Elmer dejó caer sus pesados pies al piso, y se levantó cuan alto era. Medía más de uno ochenta y pesaba ciento setenta kilos.
—Gracias, pero mejor voy yo —respondió—. Yo le dije dos veces que tenía que limpiar esas cabezas antes de las once. ¡Si no lo hizo, lo va a hacer! No se va de aquí hasta que no termine.
Apoyó su cigarro, bebió un sorbo de café y salió a buscar a Kim. Lo que lo impulsaba a hacerlo era que había recibido órdenes específicas de que Kim debía limpiar él solo esos dos baños. No tenía idea del porqué de semejante orden, pero tampoco le importaba. Lo único que le importaba era que se llevara a cabo.

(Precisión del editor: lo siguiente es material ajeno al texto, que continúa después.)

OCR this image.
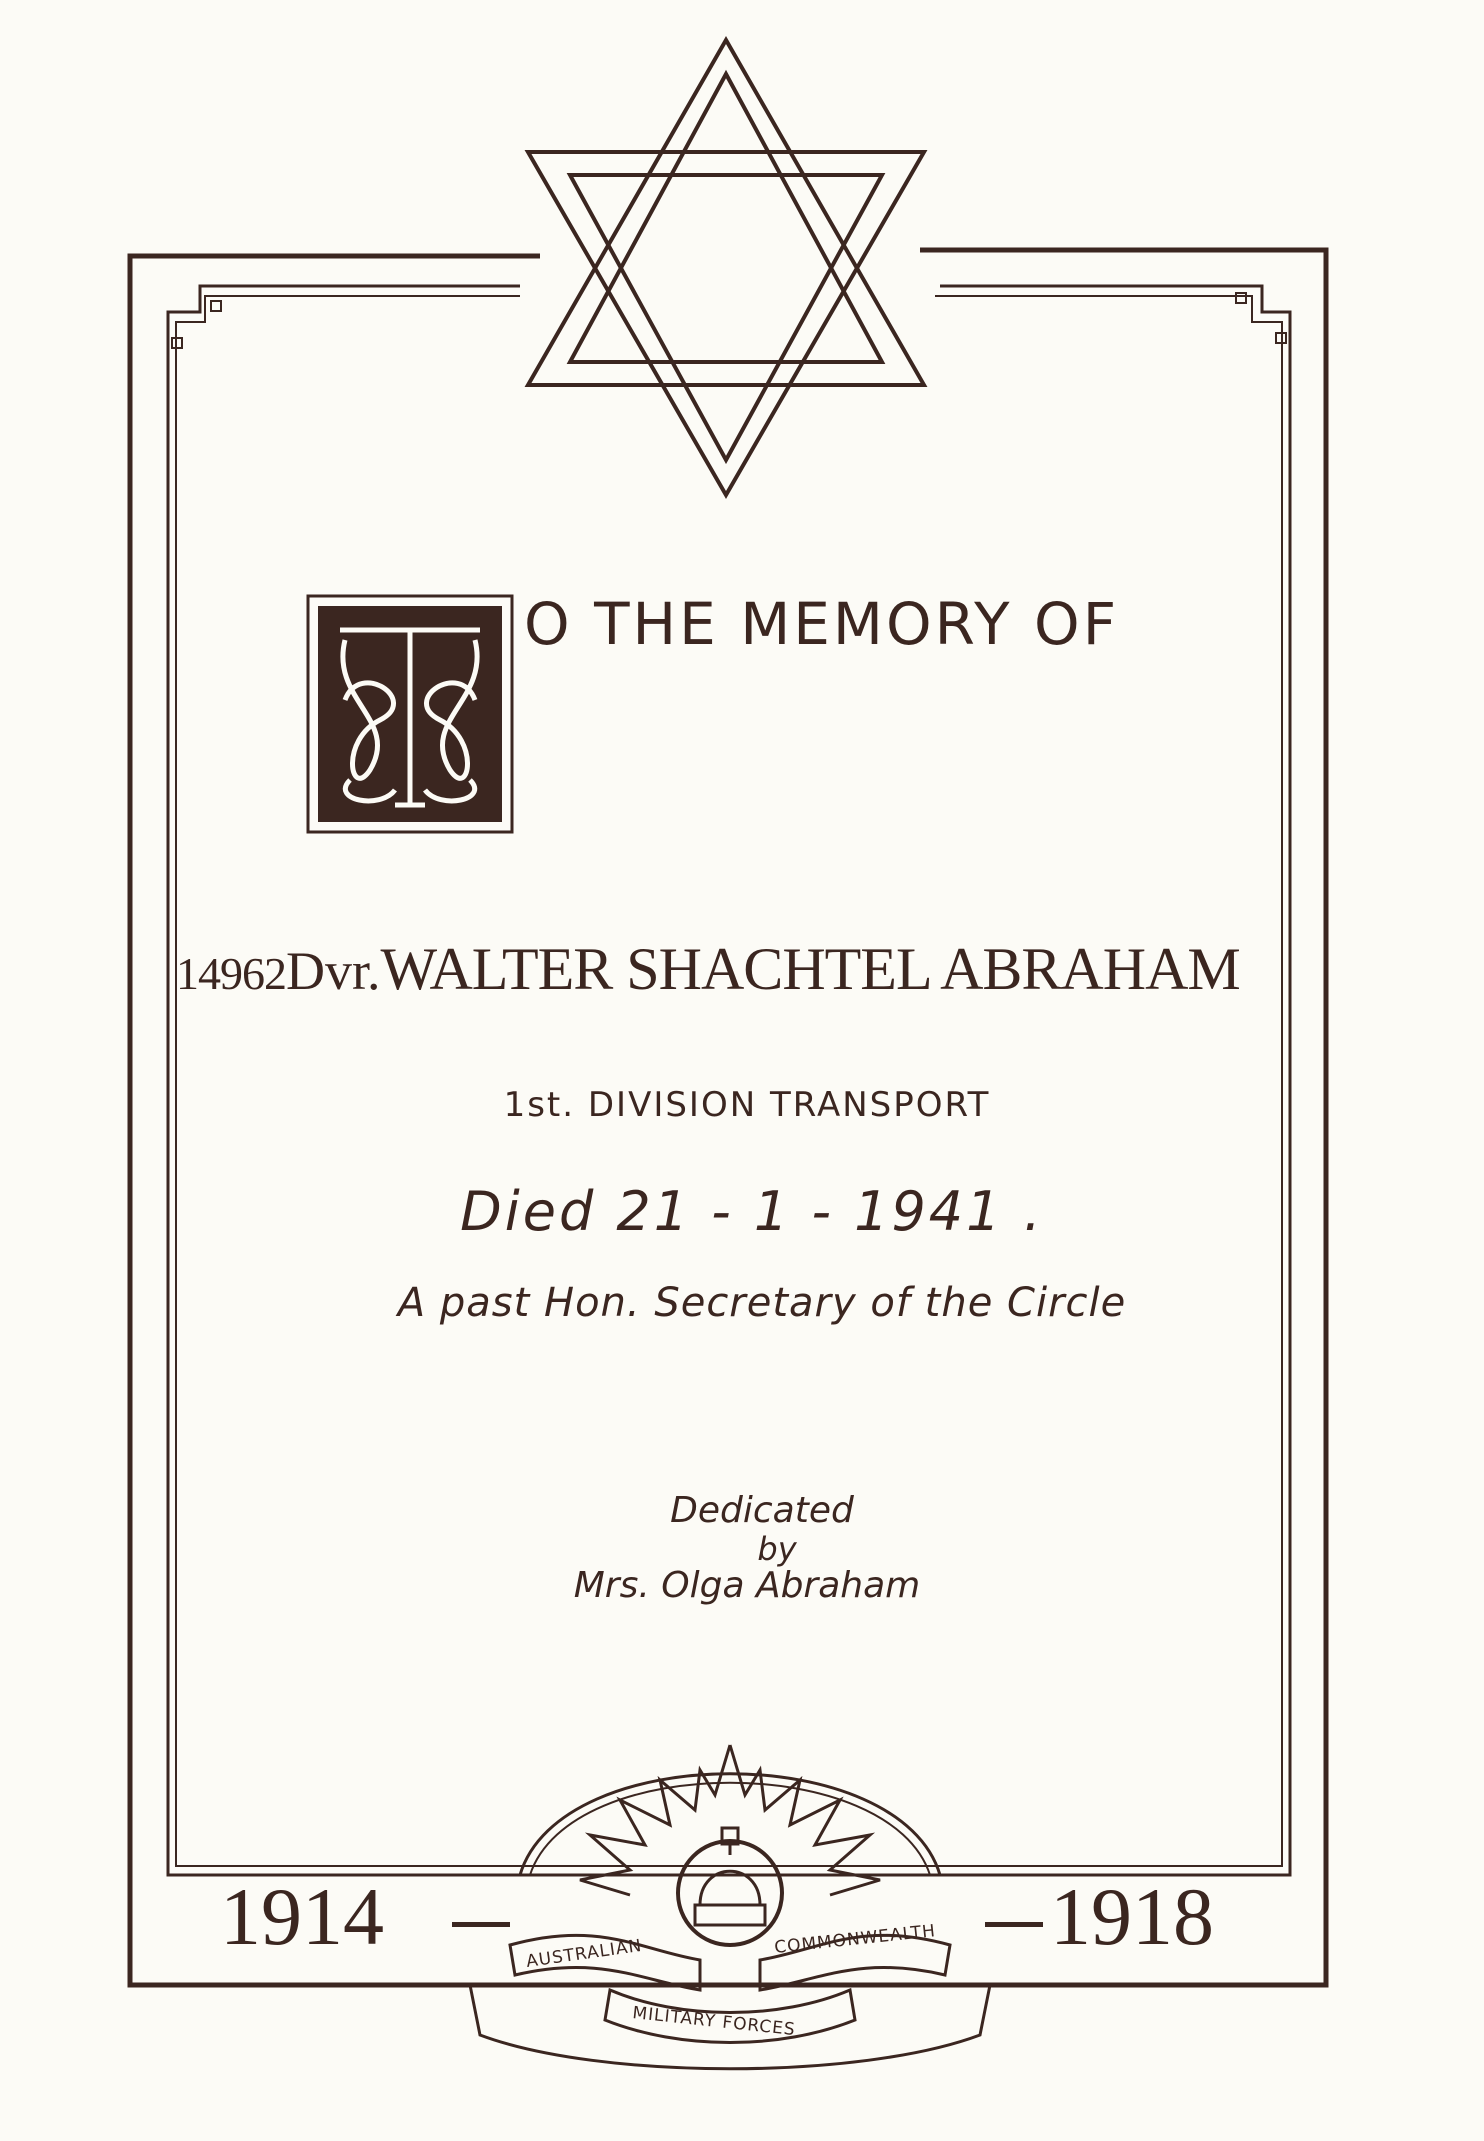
AUSTRALIAN	COMMONWEALTH
MILITARY FORCES
O THE MEMORY OF
14962Dvr.WALTER SHACHTEL ABRAHAM
1st. DIVISION TRANSPORT
Died 21 - 1 - 1941 .
A past Hon. Secretary of the Circle
Dedicated
by
Mrs. Olga Abraham
1914	1918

—No va a ser tan difícil después de todo —dijo Kim hablándole al micrófono. Encontré un cajón entero de Informes sobre Deficiencias en el Proceso, que van desde mil nueve ochenta y ocho hasta el presente. Ahora lo que me falta es encontrar el 9 de enero.
—Apúrate —le pidió Tracy—. Estoy empezando a ponerme nerviosa de nuevo.
—Tranquila, Trace. Ya te dije que no vi ni un alma en una hora. Seguramente están todos en el comedor mirando un partido de béisbol… Ah, aquí estamos, 9 de enero… hmmm. La carpeta está que revienta.
Kim sacó unos papeles de adentro, se dio vuelta y los apoyó sobre la mesa de la biblioteca.
—¡Eureka! —exclamó, feliz—. Son los documentos de que hablaba Marsha. —Los desparramó para poder verlos a todos—. Aquí está la factura de compra emitida por Bart Winslow por lo que seguramente fue la compra de una vaca enferma.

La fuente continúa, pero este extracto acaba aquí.